Para investor yang berasal dari Singapura dan bergerak di bidang elektronik tersebut menilai peraturan di Batam semakin tidak jelas, serta biaya produksi semakin tinggi. Para investor tersebut juga mempertanyakan masih adanya dualisme perizinan dan kewenangan antara Otorita Batam dan Kotamadya Batam, sehingga membingungkan mereka.
Sementara, Ketua Kadinda Batam Nada F Soraya menyatakan sudah ada 8 perusahaan yang membatalkan realisasi investasi mereka di Batam. Sedangkan 10 perusahaan memindahkan pabrik mereka ke luar Batam dan delapan perusahaan lagi sudah tidak aktif lagi.

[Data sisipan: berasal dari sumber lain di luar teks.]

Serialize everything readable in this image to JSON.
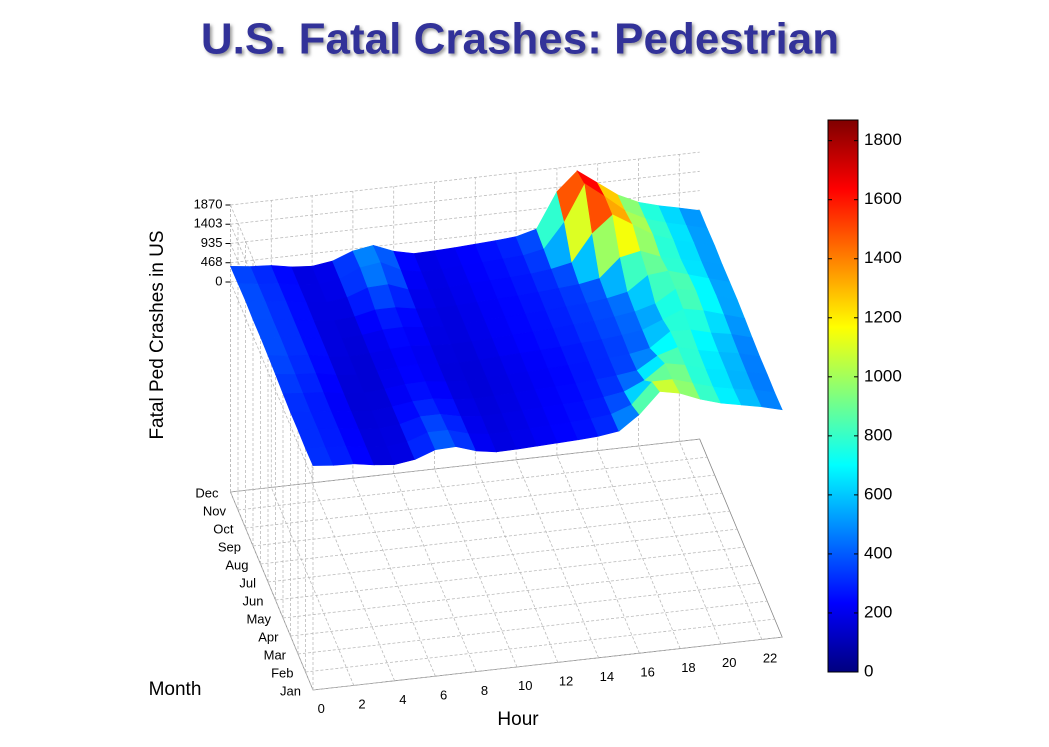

Dalam tempo lima tahun terakhir ini terjadi relokasi industri kekawasan lain diluar Batam terutama ke luar negeri. Misalnya ke India seperti yang dilakukan PT Dynacs Digital Studio, Thailand yakni PT Viking Life Saving dan Kyocera Indonesia. Sementara itu perusahaan yang pindah ke Cina, yakni PT, Toyoplas Industries Indonesia dan Techtronic Appliances.

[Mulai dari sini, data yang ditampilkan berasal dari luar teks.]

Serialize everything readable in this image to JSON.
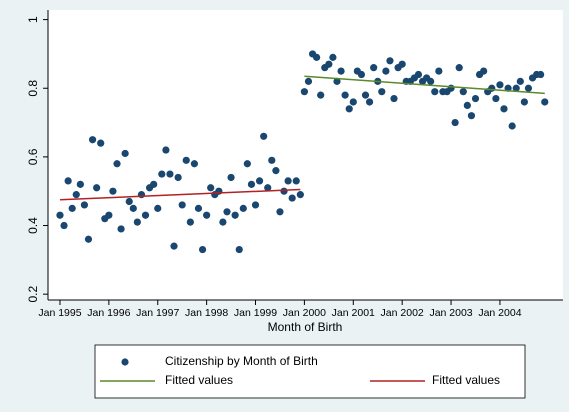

Selain itu, dua perusahaan yakni PT NSG dan PT Chammaam Indonesia Tunisian Textile & Trade, membatalkan realisasi rencana investasi mereka. Kemudian enam lagi dipastikan menunda realisasi investasi. Keenamnya itu adalah PT Elektronik Assembling Indonesia, AKS, Filter Indonesia Tbk, Kiki Aditama Wijaya, Niaga Sakti, dan Sentosa Makmur Indonesia.

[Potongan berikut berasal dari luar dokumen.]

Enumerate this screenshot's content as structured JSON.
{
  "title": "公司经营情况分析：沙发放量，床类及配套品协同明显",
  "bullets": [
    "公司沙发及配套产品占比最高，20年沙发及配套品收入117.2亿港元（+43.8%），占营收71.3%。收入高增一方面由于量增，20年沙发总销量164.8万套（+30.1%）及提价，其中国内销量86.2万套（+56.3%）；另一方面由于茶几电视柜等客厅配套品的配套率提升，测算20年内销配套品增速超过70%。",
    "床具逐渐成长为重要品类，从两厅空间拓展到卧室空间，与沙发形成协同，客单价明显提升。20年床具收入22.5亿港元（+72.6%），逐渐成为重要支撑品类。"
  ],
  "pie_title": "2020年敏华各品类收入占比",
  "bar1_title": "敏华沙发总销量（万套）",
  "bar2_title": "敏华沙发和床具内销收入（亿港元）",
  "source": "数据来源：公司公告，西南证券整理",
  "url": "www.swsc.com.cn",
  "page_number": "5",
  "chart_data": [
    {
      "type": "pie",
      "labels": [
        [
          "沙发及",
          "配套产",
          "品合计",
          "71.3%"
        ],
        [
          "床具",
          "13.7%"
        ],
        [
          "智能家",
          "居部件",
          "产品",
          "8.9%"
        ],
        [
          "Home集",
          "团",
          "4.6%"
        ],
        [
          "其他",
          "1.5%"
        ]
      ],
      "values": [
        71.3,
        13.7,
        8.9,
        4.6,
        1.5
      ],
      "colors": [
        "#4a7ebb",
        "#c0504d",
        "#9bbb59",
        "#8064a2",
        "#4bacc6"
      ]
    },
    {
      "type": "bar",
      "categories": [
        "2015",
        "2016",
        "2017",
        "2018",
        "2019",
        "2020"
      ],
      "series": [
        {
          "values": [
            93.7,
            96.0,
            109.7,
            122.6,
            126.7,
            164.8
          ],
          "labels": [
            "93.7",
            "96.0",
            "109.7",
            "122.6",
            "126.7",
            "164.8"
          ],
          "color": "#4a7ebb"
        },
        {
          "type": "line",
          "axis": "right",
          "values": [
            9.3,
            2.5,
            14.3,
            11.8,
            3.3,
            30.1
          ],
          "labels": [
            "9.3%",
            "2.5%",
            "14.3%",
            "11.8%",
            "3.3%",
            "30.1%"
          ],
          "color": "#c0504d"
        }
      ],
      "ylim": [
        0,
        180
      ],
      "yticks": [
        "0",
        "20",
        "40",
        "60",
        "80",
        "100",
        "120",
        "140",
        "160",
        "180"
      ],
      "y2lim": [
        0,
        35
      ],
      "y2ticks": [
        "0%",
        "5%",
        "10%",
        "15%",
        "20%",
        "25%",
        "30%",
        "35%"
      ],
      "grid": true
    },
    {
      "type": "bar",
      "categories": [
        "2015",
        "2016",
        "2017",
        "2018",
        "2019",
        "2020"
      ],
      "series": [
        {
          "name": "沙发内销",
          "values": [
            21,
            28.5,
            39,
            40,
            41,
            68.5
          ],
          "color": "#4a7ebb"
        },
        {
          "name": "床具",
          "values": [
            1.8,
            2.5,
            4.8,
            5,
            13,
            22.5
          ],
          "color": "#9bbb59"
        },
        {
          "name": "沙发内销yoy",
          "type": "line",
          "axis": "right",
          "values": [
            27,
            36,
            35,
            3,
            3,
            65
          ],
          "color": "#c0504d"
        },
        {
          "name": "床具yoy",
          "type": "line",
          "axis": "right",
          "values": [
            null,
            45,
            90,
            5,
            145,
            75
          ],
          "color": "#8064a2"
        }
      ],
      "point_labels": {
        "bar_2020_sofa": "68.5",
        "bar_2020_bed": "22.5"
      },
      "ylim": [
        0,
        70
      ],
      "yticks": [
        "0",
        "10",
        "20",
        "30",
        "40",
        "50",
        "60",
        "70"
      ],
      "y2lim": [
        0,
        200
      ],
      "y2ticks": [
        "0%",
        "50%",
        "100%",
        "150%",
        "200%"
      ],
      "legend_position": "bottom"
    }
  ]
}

Sementara terdapat delapan perusahaan tidak aktif lagi, yakni CV Batam Knitting Factory, PT Chiyoda Elektronic Indonesia, Galaxy Batam, Lucent Technologies Network System Indonesia, Koindo Megatron Sejati, OKI Electric Cable Batam dan Tyco Precision Engineering.
Penurunan aktivitas industri tersebut cukup mengkhawatirkan karena berimbas juga pada kelompok usaha lain di Batam, terutama usaha kecil menengah. Sebagai ilustrasi data Aspekalima Batam (Asosiasi Pedagang Kaki lima Batam) tahun 2005 mencatat sekitar 2000 pedagang kaki lima, padahal pada tahun sebelumnya mencapai 3.500 pedagang kaki lima.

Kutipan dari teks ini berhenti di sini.